As a human being I am concerned by the ethical question of the destruction of another other human being. Again, I do not know on what is based the idea that in “Touching Reality” most of destroyed human bodies are Iraqi-people. It is not serious – on the base of the experience, the real experience of “Touching Reality” – to assert this. In my work, I want to confront the complexity, the over complexity of politics with philosophy, with love and with form itself – through simple forms. Defending form, the form in general, is the deeply warlike act, the very condition to establish oneself as Actor, as Artist. These images are not here to declare who is the victim and who is the oppressor because each wound is my wound, each war is my war, each violence is my violence, each injustice is my injustice, each sorrow is my sorrow, each death is my death. I want to touch what can’t be touched. I want to invite people not to turn their eyes away from the non-positive. The world is only entire when it possesses all components. I am interested in the healing power of art, therefore my interest in the artwork of Emma Kunz (as reference the work: “Superficial Engagement” I made in 2006) or the writing of Simone Weil. I understand the healing power of art in the experience of art, in the dialogue with art or in the confrontation with art as an action. Art is not a medication that can be used passively and art is certainly not medication you can buy. If I use the tool of art actively, and if I am ready to engage in the experience of art, then art can cast a new light on reality and can then change the world. This is – as artist – my mission.

 

– When the work is viewed, the viewer assumes that these are real images. Does the veracity matter? Would the work be compromised if all those depicted were actors, mutilated bodies produced by a film-industry specialist? 

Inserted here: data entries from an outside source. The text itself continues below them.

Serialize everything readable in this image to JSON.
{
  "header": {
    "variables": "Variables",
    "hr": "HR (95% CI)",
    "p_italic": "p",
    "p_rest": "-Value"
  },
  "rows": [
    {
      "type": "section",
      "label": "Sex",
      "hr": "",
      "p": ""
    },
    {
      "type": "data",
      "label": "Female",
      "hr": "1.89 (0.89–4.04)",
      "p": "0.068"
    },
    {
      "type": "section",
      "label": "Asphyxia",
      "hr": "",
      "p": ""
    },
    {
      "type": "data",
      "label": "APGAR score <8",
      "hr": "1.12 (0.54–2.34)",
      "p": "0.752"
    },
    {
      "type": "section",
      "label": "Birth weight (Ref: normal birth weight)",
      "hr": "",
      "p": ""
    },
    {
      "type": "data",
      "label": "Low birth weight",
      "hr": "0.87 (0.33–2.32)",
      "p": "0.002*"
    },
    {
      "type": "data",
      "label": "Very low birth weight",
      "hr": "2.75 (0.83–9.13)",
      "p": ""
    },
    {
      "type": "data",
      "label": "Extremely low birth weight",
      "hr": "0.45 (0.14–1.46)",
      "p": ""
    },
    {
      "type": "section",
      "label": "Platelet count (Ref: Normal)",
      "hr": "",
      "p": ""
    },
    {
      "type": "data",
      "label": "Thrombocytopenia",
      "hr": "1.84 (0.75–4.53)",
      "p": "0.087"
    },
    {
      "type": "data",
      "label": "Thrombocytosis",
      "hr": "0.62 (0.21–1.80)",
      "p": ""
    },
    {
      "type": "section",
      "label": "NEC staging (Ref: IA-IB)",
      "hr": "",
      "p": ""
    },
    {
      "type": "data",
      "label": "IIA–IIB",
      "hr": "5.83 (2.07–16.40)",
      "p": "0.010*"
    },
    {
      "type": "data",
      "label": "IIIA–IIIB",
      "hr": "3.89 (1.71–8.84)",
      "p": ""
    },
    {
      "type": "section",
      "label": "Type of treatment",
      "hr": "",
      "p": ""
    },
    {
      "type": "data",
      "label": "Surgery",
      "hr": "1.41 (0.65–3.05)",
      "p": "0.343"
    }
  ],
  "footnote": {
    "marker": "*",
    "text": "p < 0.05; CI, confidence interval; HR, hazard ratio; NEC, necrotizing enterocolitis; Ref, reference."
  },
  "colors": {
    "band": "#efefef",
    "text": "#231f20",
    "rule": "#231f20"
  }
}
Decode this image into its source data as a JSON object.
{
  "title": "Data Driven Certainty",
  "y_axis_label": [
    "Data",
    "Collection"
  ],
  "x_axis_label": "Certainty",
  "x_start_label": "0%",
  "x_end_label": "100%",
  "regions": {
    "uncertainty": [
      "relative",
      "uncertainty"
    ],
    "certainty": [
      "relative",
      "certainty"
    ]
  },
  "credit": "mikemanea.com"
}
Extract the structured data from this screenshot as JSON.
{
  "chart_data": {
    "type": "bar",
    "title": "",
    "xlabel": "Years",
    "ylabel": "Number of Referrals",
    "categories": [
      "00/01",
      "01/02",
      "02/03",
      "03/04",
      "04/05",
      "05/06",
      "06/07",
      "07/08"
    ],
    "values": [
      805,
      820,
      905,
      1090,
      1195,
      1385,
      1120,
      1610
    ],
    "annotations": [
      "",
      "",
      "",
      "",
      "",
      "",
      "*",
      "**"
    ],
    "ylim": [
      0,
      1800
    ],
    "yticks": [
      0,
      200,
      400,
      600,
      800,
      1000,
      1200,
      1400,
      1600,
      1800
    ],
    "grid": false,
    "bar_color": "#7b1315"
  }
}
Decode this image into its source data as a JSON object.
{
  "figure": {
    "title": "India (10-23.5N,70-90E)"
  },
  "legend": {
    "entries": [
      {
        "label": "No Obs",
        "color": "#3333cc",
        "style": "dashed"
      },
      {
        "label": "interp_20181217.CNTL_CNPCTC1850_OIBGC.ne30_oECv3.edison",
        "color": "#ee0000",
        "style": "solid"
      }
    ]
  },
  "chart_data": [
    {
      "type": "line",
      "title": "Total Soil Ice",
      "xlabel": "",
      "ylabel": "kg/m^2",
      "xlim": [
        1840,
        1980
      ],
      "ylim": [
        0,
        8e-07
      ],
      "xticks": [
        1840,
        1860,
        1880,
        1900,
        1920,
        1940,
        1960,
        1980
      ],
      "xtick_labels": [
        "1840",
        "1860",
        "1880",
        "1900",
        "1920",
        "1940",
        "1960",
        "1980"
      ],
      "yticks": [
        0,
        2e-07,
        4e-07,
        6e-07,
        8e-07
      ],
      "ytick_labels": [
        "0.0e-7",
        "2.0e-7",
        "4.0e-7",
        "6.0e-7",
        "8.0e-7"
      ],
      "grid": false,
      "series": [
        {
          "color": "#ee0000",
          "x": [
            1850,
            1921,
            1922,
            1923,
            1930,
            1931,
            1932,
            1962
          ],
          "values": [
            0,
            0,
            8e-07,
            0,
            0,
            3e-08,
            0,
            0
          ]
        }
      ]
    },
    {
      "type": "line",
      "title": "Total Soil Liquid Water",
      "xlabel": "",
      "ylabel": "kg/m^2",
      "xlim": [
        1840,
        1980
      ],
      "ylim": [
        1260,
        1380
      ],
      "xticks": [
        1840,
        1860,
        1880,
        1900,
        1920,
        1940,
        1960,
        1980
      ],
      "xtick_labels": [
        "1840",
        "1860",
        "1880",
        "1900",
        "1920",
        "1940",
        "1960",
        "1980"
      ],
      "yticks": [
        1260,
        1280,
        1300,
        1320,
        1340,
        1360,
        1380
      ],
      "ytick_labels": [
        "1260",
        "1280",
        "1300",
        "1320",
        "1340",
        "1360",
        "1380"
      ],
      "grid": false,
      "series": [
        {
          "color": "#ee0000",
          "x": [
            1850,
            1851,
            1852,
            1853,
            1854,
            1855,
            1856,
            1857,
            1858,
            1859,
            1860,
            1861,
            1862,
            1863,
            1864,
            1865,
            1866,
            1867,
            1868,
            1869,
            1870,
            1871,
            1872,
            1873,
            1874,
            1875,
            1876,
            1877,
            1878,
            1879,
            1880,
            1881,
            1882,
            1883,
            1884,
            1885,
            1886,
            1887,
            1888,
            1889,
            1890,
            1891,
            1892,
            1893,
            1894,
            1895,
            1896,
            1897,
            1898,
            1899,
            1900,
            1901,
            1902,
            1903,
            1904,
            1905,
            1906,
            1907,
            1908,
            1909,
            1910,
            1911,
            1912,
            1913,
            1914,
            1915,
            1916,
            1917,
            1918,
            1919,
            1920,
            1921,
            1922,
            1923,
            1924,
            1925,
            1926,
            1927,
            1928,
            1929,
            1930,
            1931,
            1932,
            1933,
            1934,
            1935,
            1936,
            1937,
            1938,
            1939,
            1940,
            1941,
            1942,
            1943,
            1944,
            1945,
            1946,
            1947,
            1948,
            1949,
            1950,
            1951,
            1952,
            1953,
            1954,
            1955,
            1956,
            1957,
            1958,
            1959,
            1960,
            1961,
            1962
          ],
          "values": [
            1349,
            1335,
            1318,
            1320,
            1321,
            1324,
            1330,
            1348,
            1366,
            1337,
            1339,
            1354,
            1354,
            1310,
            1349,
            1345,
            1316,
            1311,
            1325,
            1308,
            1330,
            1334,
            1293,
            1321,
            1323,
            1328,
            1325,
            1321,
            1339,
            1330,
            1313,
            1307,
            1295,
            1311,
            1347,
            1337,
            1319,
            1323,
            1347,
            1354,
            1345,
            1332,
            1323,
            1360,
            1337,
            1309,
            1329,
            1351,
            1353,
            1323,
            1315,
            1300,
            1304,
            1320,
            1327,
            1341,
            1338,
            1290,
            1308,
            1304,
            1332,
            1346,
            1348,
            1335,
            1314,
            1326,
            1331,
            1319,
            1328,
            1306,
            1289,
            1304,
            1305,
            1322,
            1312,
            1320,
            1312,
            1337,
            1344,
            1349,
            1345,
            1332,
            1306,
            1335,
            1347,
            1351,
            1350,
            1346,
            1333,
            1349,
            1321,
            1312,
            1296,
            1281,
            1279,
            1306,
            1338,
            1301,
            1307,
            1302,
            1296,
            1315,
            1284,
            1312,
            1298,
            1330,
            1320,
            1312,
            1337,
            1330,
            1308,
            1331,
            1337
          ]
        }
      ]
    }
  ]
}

All images are real images, but they are only images, they are representing a reality but ‘fake’ pictures represents also reality: Fake-reality. Therefore I am working exactly with the images I am working with in “Touching Reality”. These images come from the world around us, they come from the absolute neighborhood, from the internet. These images don’t tell us the “truth,” they are not there to inform. “Touching Reality” is not about actuality, I am not a journalist, I do not want to inform – I give form! I give form as an absolute artistic necessity. The necessity is to look at the world as it is. Nothing is un-showable, nothing is not to see. The only thing which cannot be shown is what has no form. If something owns no form you can’t show it! But everything in our world that is form is showable and viewable, even when incommensurable. To me nothing is ‘commensurable’ or ‘non-commensurable’ and no one can – for me – make a choice what should be commensurable or not to me. Everything is important, everything can have its importance, nothing is unimportant. We entered – I entered – into the “post-truth world” because no more information, no more fact, no more opinion, no more comment, no more photograph, no more picture, no more caption, no more explanation can be taken – today – for granted. To know it, to agree with it – not by approving it – means to enter in the post-truth world. Beyond this, I do know that Truth appears beyond concealment, non-information or counter-information. It is necessary to make a difference between ‘the Truth’ and ‘Truth’. I am interested in the purity of ‘Truth’, I am interested in Truth as such, I am interested in art as Truth. An artwork is ‘Truth’ – an artwork does not tell ‘the Truth’. To illustrate this: The “Black-Square” of Kazimir Malevitch is Truth. In contrary the journalistic ‘Truth’ as the verification of a fact does not interest me. Truth is not the verifiable conclusion or the true information. Something ‘wrong’ can be Truth, something ‘right’ can be only a verified fact. Belief in Truth as such is something essential. Therefore I place Truth at the same level as Universality, Equality, Justice.